Revealed: 100 Greenwich Street, Kaufman Designing Another 25-Story Financial District Hotel

98-100 Greenwich Street98-100 Greenwich Street

A few blocks south of the World Trade Center, at 100 Greenwich Street, Sam Chang once had plans to build a 32-story hotel, designed by favorite architect Gene Kaufman.

But the hotelier decided to shift his focus to 99 Washington Street, around the corner, which has since been completed and wears the dubious crown as the world’s tallest Holiday Inn. He sold the 49-foot-wide parcel spanning 98-100 Greenwich in January 2013 for $19 million (a good deal for Chang, given that he picked it in 2006, near the height of the last market cycle, for $15.2 million).

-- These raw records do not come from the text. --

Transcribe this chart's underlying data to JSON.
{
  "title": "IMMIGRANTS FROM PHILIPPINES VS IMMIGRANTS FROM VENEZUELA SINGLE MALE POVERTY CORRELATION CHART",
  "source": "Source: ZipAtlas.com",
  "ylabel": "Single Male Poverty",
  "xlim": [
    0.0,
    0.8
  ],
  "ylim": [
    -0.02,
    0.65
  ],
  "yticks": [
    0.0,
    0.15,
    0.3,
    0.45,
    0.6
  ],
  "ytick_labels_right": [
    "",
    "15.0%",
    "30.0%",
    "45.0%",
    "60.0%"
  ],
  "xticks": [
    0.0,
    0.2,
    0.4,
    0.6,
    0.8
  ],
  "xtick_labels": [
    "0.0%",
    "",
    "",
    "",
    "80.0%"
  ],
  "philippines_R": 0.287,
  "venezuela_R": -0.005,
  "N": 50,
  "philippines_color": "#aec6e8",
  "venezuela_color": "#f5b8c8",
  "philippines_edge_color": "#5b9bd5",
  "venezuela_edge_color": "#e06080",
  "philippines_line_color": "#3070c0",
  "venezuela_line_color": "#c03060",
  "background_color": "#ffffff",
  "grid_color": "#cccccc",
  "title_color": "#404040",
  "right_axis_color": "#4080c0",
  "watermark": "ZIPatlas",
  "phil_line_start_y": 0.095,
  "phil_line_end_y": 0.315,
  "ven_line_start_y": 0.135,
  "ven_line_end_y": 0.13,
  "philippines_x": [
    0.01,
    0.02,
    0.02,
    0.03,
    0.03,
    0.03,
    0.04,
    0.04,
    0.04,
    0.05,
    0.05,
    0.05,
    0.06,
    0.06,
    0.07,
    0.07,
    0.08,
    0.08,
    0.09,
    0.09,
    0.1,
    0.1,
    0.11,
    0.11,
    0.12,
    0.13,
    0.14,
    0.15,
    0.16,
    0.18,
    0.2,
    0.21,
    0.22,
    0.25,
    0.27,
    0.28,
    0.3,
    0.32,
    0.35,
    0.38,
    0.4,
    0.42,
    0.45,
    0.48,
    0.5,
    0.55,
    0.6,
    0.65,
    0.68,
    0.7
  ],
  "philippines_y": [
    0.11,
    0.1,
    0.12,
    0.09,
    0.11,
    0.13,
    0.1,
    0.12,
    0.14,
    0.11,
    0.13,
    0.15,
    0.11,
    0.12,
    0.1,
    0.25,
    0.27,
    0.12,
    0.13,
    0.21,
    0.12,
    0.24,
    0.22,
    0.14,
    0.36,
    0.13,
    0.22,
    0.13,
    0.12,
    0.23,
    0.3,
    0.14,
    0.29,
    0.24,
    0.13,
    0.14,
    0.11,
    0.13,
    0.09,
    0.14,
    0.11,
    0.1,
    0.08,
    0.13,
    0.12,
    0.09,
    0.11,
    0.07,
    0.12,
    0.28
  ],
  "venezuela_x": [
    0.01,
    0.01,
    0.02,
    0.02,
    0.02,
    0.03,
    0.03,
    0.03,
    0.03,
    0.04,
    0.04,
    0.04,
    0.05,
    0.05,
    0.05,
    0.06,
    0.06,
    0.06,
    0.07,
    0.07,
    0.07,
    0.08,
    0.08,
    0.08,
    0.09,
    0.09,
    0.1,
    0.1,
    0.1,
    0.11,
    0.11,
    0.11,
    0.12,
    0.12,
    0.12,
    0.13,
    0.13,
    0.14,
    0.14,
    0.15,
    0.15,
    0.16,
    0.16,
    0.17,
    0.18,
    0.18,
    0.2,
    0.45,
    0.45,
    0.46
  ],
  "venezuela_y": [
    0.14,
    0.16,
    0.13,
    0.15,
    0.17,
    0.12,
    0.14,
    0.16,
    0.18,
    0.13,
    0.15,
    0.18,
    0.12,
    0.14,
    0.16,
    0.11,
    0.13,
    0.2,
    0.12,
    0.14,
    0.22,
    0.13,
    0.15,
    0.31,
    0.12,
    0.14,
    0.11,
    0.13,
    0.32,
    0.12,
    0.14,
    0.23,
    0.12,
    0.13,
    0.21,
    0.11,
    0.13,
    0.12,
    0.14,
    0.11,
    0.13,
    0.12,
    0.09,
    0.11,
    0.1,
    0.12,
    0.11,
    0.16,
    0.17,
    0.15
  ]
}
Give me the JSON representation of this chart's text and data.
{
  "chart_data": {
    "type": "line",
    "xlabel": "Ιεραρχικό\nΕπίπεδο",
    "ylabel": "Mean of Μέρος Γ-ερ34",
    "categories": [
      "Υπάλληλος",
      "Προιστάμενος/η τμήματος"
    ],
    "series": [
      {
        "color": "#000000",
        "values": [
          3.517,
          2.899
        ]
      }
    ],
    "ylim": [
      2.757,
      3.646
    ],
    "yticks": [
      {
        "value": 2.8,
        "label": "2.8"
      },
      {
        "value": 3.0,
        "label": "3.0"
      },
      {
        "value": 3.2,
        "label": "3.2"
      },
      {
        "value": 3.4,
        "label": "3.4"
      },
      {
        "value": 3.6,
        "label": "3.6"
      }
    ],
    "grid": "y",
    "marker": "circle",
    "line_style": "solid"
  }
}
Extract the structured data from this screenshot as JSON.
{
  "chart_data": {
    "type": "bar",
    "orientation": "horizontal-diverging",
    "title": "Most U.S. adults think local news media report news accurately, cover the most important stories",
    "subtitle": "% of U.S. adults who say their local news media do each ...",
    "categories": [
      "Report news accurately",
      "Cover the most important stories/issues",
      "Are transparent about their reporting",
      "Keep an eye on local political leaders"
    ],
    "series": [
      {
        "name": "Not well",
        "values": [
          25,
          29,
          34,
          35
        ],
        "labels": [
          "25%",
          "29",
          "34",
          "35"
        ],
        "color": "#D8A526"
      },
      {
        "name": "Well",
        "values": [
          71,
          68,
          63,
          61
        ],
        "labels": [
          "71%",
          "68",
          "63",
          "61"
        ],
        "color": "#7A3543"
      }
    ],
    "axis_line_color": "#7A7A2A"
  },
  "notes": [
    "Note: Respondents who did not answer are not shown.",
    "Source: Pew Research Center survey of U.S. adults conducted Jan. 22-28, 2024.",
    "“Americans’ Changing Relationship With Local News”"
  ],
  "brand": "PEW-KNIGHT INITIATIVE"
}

And now, YIMBY has the first look at the design of the site’s new design, thanks to a sign on the construction fencing. The budget lodging will have a white façade and characteristic PTAC units punched beneath each window, but at least improves on the genre with a base that meets the street on the ground level (which, oddly enough, is set back except for the middle portion for a few floors above the first). Like the earlier proposal, it will also be designed by Gene Kaufman, the city’s go-to architect for cheap hotels squeezed onto 25- and 50-foot lots.

The tower is set to rise 25 stories and 235 feet into the air, and is being developed by Bharat Patel’s Sun Moon New York LLC. It will contain 192 hotel rooms spread over nearly 68,000 square feet of usable commercial space, with eight units on each floor above the ground level (which will also have a restaurant) and an average room size of just over 350 square feet.

Per on-site signage, completion is targeted for spring 2016.